Qdrant supports ARM architecture!

Qdrant supports ARM architecture!

The processor architecture is a thing that the end-user typically does not care much about, as long as all the applications they use run smoothly. If you use a PC then chances are you have an x86-based device, while your smartphone rather runs on an ARM processor. In 2020 Apple introduced their ARM-based M1 chip which is used in modern Mac devices, including notebooks. The main differences between those two architectures are the set of supported instructions and energy consumption. ARM’s processors have a way better energy efficiency and are cheaper than their x86 counterparts. That’s why they became available as an affordable alternative in the hosting providers, including the cloud.

An image generated by Stable Diffusion with a query “two computer processors fightning against each other”

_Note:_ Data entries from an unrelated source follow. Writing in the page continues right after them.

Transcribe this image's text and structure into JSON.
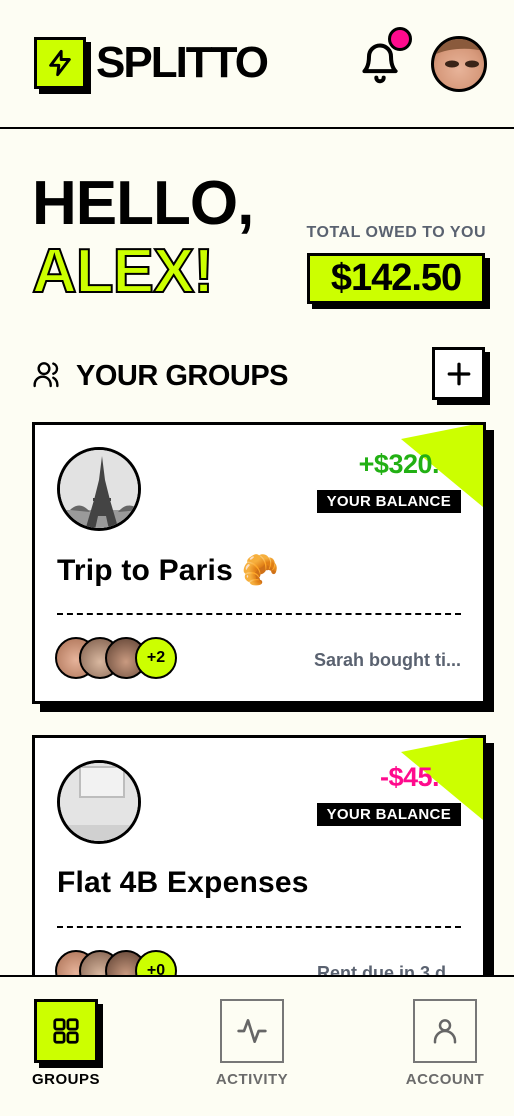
{
  "app": {
    "name": "SPLITTO"
  },
  "greeting": {
    "line1": "HELLO,",
    "name": "ALEX!"
  },
  "summary": {
    "label": "TOTAL OWED TO YOU",
    "amount": "$142.50"
  },
  "groups_section": {
    "title": "YOUR GROUPS"
  },
  "groups": [
    {
      "name": "Trip to Paris 🥐",
      "balance": "+$320.",
      "balance_label": "YOUR BALANCE",
      "more_members": "+2",
      "latest_activity": "Sarah bought ti..."
    },
    {
      "name": "Flat 4B Expenses",
      "balance": "-$45.",
      "balance_label": "YOUR BALANCE",
      "more_members": "+0",
      "latest_activity": "Rent due in 3 d..."
    }
  ],
  "nav": [
    {
      "label": "GROUPS",
      "icon": "grid-icon",
      "active": true
    },
    {
      "label": "ACTIVITY",
      "icon": "pulse-icon",
      "active": false
    },
    {
      "label": "ACCOUNT",
      "icon": "user-icon",
      "active": false
    }
  ],
  "colors": {
    "accent": "#ccff00",
    "positive": "#22b014",
    "negative": "#ff0a8d",
    "notification": "#ff0a8d"
  }
}
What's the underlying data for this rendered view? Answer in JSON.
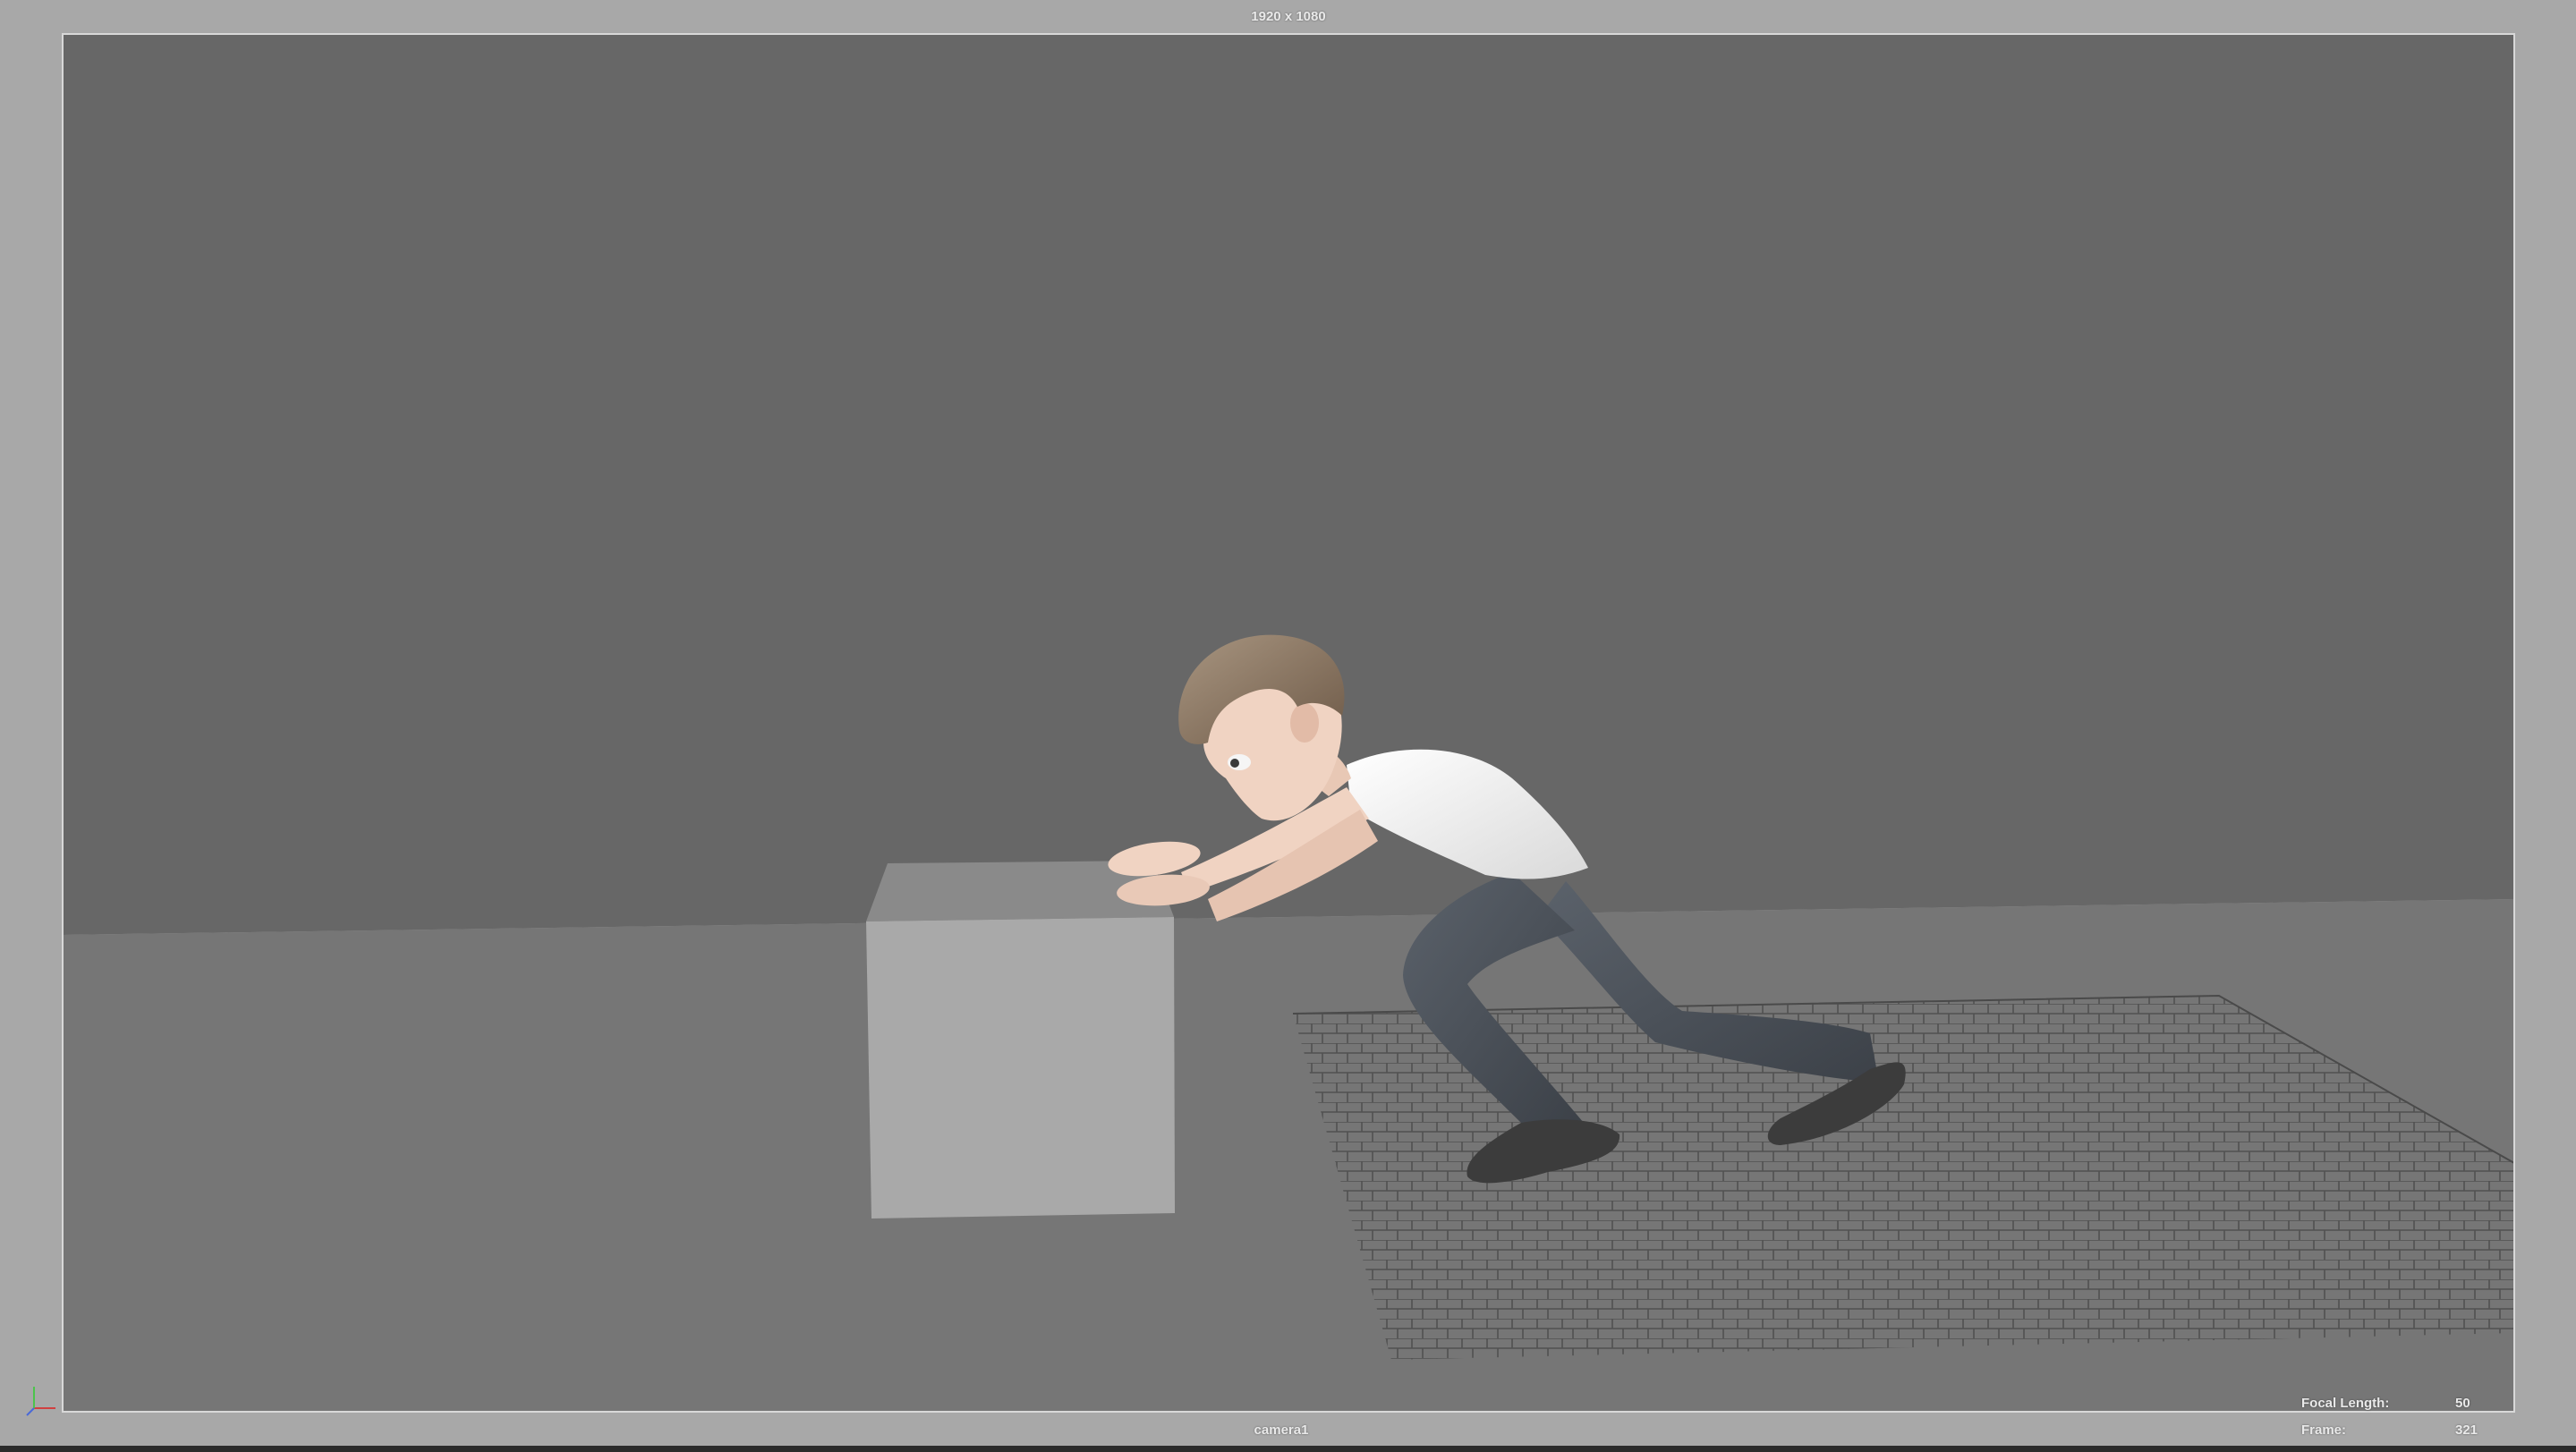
{
  "viewport": {
    "resolution_gate": "1920 x 1080",
    "camera_name": "camera1",
    "hud": {
      "focal_length_label": "Focal Length:",
      "focal_length_value": "50",
      "frame_label": "Frame:",
      "frame_value": "321"
    }
  },
  "colors": {
    "viewport_background": "#a8a8a8",
    "backdrop_wall": "#676767",
    "floor": "#767676",
    "box": "#a9a9a9",
    "grid_lines": "#4a4a4a",
    "shirt": "#f2f2f2",
    "pants": "#4b5159",
    "skin": "#f0d3c2",
    "hair": "#8a735f",
    "shoes": "#3c3c3c"
  },
  "icons": {
    "axis": "xyz-axis-icon"
  }
}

In order to make an application available for ARM users, it has to be compiled for that platform. Otherwise, it has to be emulated by the device, which gives an additional overhead and reduces its performance. We decided to provide the Docker images targeted especially at ARM users. Of course, using a limited set of processor instructions may impact the performance of your vector search, and that’s why we decided to test both architectures using a similar setup.

Test environments

AWS offers ARM-based EC2 instances that are 20% cheaper than the x86 corresponding alternatives with a similar configuration. That estimate has been done for the eu-central-1 region (Frankfurt) and R6g/R6i instance families. For the purposes of this comparison, we used an r6i.large instance (Intel Xeon) and compared it to r6g.large one (AWS Graviton2). Both setups have 2 vCPUs and 16 GB of memory available and these were the smallest comparable instances available.

The results

For the purposes of this test, we created some random vectors which were compared with cosine distance.

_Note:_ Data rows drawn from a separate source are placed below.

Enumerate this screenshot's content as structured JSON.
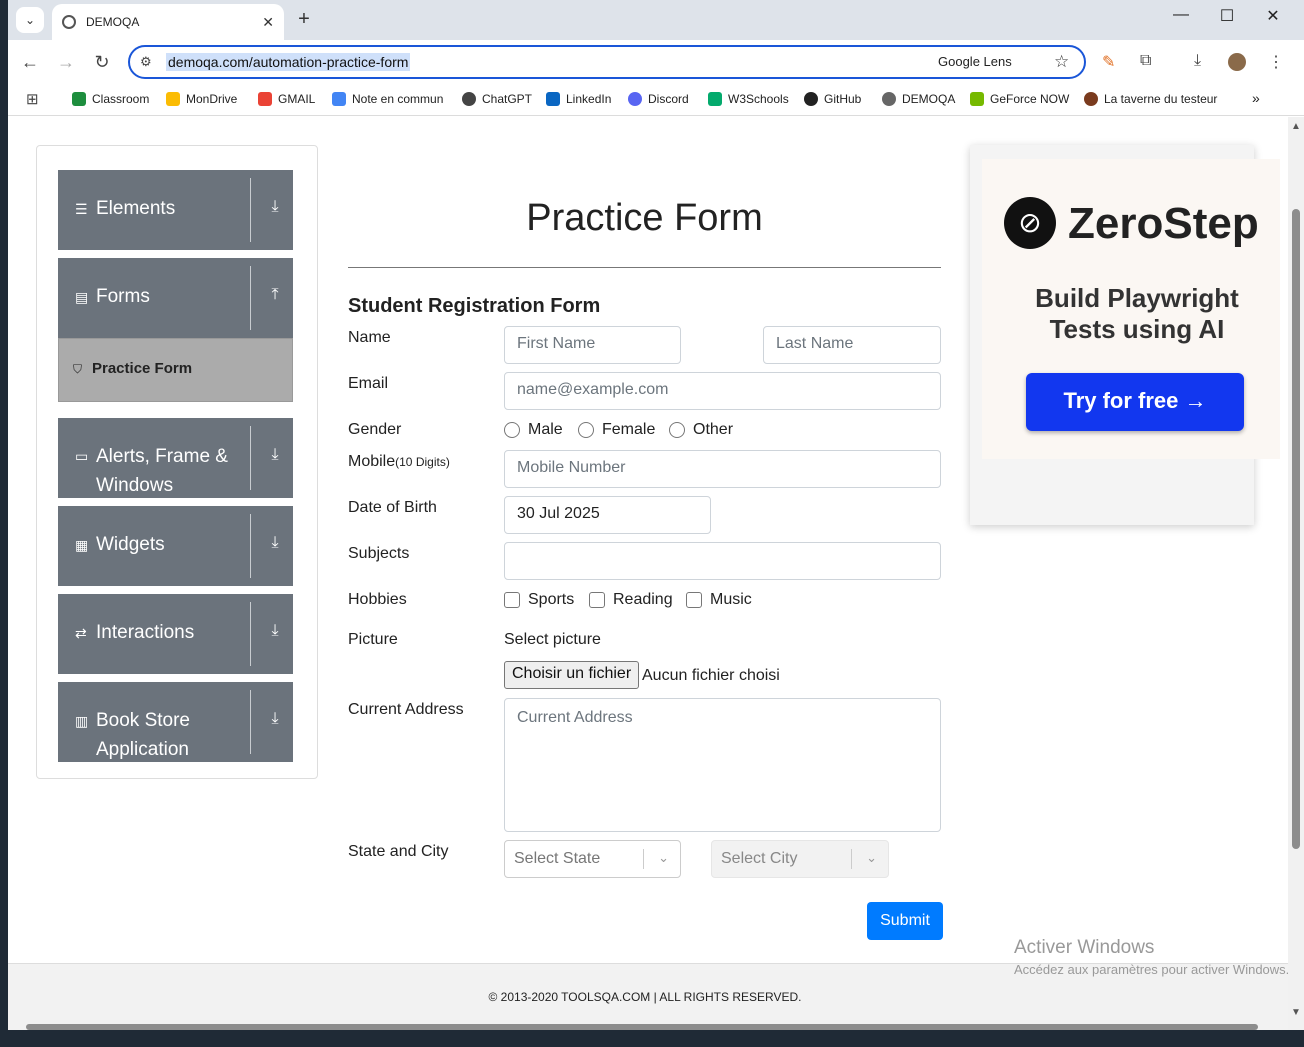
{
  "browser": {
    "tab_title": "DEMOQA",
    "tab_close": "✕",
    "tab_list": "⌄",
    "new_tab": "+",
    "win_min": "—",
    "win_max": "☐",
    "win_close": "✕",
    "url": "demoqa.com/automation-practice-form",
    "lens_label": "Google Lens",
    "star": "☆",
    "back": "←",
    "forward": "→",
    "reload": "↻",
    "tune": "⚙",
    "extensions": "⧉",
    "download": "⤓",
    "menu": "⋮",
    "more_bookmarks": "»"
  },
  "bookmarks": [
    {
      "label": "Classroom",
      "color": "#1e8e3e"
    },
    {
      "label": "MonDrive",
      "color": "#fbbc04"
    },
    {
      "label": "GMAIL",
      "color": "#ea4335"
    },
    {
      "label": "Note en commun",
      "color": "#4285f4"
    },
    {
      "label": "ChatGPT",
      "color": "#444444"
    },
    {
      "label": "LinkedIn",
      "color": "#0a66c2"
    },
    {
      "label": "Discord",
      "color": "#5865f2"
    },
    {
      "label": "W3Schools",
      "color": "#04aa6d"
    },
    {
      "label": "GitHub",
      "color": "#222222"
    },
    {
      "label": "DEMOQA",
      "color": "#666666"
    },
    {
      "label": "GeForce NOW",
      "color": "#76b900"
    },
    {
      "label": "La taverne du testeur",
      "color": "#7a3b1e"
    }
  ],
  "sidebar": {
    "groups": [
      {
        "label": "Elements",
        "arrow": "⤓",
        "icon": "☰"
      },
      {
        "label": "Forms",
        "arrow": "⤒",
        "icon": "▤"
      },
      {
        "label": "Alerts, Frame & Windows",
        "arrow": "⤓",
        "icon": "▭"
      },
      {
        "label": "Widgets",
        "arrow": "⤓",
        "icon": "▦"
      },
      {
        "label": "Interactions",
        "arrow": "⤓",
        "icon": "⇄"
      },
      {
        "label": "Book Store Application",
        "arrow": "⤓",
        "icon": "▥"
      }
    ],
    "active_item": "Practice Form"
  },
  "form": {
    "page_title": "Practice Form",
    "section_title": "Student Registration Form",
    "labels": {
      "name": "Name",
      "email": "Email",
      "gender": "Gender",
      "mobile": "Mobile",
      "mobile_hint": "(10 Digits)",
      "dob": "Date of Birth",
      "subjects": "Subjects",
      "hobbies": "Hobbies",
      "picture": "Picture",
      "address": "Current Address",
      "state_city": "State and City"
    },
    "placeholders": {
      "first_name": "First Name",
      "last_name": "Last Name",
      "email": "name@example.com",
      "mobile": "Mobile Number",
      "address": "Current Address"
    },
    "dob_value": "30 Jul 2025",
    "genders": [
      "Male",
      "Female",
      "Other"
    ],
    "hobbies": [
      "Sports",
      "Reading",
      "Music"
    ],
    "select_picture": "Select picture",
    "file_button": "Choisir un fichier",
    "file_status": "Aucun fichier choisi",
    "state_placeholder": "Select State",
    "city_placeholder": "Select City",
    "submit": "Submit"
  },
  "ad": {
    "brand": "ZeroStep",
    "tagline": "Build Playwright Tests using AI",
    "cta": "Try for free →"
  },
  "footer": {
    "copyright": "© 2013-2020 TOOLSQA.COM | ALL RIGHTS RESERVED."
  },
  "watermark": {
    "title": "Activer Windows",
    "subtitle": "Accédez aux paramètres pour activer Windows."
  }
}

During our experiments, we performed 1000 search operations for both ARM64 and x86-based setups. We didn’t measure the network overhead, only the time measurements returned by the engine in the API response. The chart below shows the distribution of that time, separately for each architecture.

The latency distribution of search requests: arm vs x86

It seems that ARM64 might be an interesting alternative if you are on a budget. It is 10% slower on average, and 20% slower on the median, but the performance is more consistent. It seems like it won’t be randomly 2 times slower than the average, unlike x86. That makes ARM64 a cost-effective way of setting up vector search with Qdrant, keeping in mind it’s 20% cheaper on AWS. You do get less for less, but surprisingly more than expected.